Another type of important annotations is the relationships between ontology instances. Within Semantator, we allow users to create a single relationship between two instances at a time with the following procedure: 1. Move mouse cursor to the place that is between the start and end position of an instance; 2. Right click -> Add to Relate -> Relate [instance]; 3. Repeat steps 1 & 2 to choose the second instance; 4. Menu -> Create -> Relationships 5. Choose an object property to be used to link the two selected instances 6. On the bottom of the popup window, select one instance to be the subject of this new relationship 7. Done Figures 13 – 17 demonstrate this process.
Similar to instances, users can also delete any of the existing relationships by following the procedure below: 1. Move mouse cursor to the place that is between the start and end position of an instance; 2. Right clilck -> Delete Relationships -> Delete [instance]; 3. Choose one relationship to delete from the popup window -> Delete. Figures 18 – 19 show this deletion process.
One more functionality that Semantator provides is to annotate on the relationships between instances. For example, a user might want to add some customized comments or explanations to the instance relationships he/she created. This annotation process is described as following: 1. Following Steps 1-3 from Section 2.5; 2. Select a piece of text from the document; 3. Right click -> Annotate with Selected Text; 4. Choose one of the relationships between the two selected instances -> Done. Figure 20 shows this annotation process.
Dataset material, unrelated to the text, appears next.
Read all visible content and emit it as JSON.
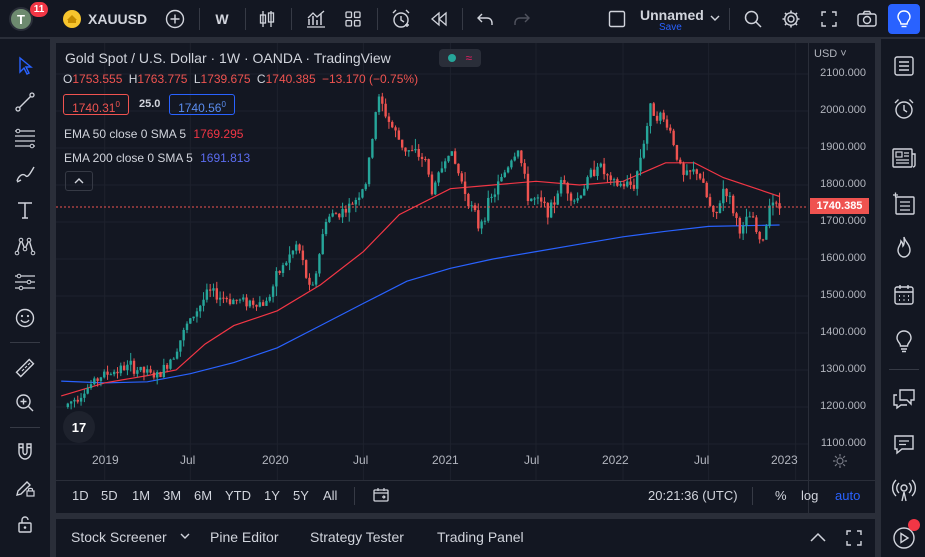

Furthermore, a user can annotate a relationship with another instance with the following steps: 1. Two instances (e.g., two events) and their relationships (e.g., before) need to be created before you can add more annotations to them; 2. Create another instance (e.g., an instance of the duration class); 3. Similarly to relate two instances, a user needs to add them to the relationship candidate list; 4. Left click and right click on the text of the duration instance created from step 2, and choose "Annotate with [Event2]"; 5. A new window will popup, listing all current relationships between the two instances added to the relationship candidate list; 5. The user can then choose any of these relationships to be annotated with the duration instance.
After users finish with their annotation on a loaded document, Semantator allows them to store the annotation results on their local hard disk in the RDF format. This can be done by clicking File -> Save -> Choose the format -> Provide the file path -> OK as shown in Figure 21.
In the future, we would like to add more functionalities to Semantator. First, since Knowtator has extensively used by researchers, we are interested in providing a module that can automatically translate Knowtator output to RDF with the support of a mapping ontology between the Knowtator schema and a domain ontology. Furthermore, we are interested in connecting Semantor to some Natural Language Processing (NLP) tools (e.g., cTAKES, OpenNLP, etc.) so that the loaded document can be processed automatically and then corrected and augmented through manual annotations. We hope that using such automatic tools could make the annotation process less time-consuming and thus facilitate the entire process. Finally, we would like to enhance Semantator with some query capability so that users can issue queries (e.g., SPARQL) based on the annotation results.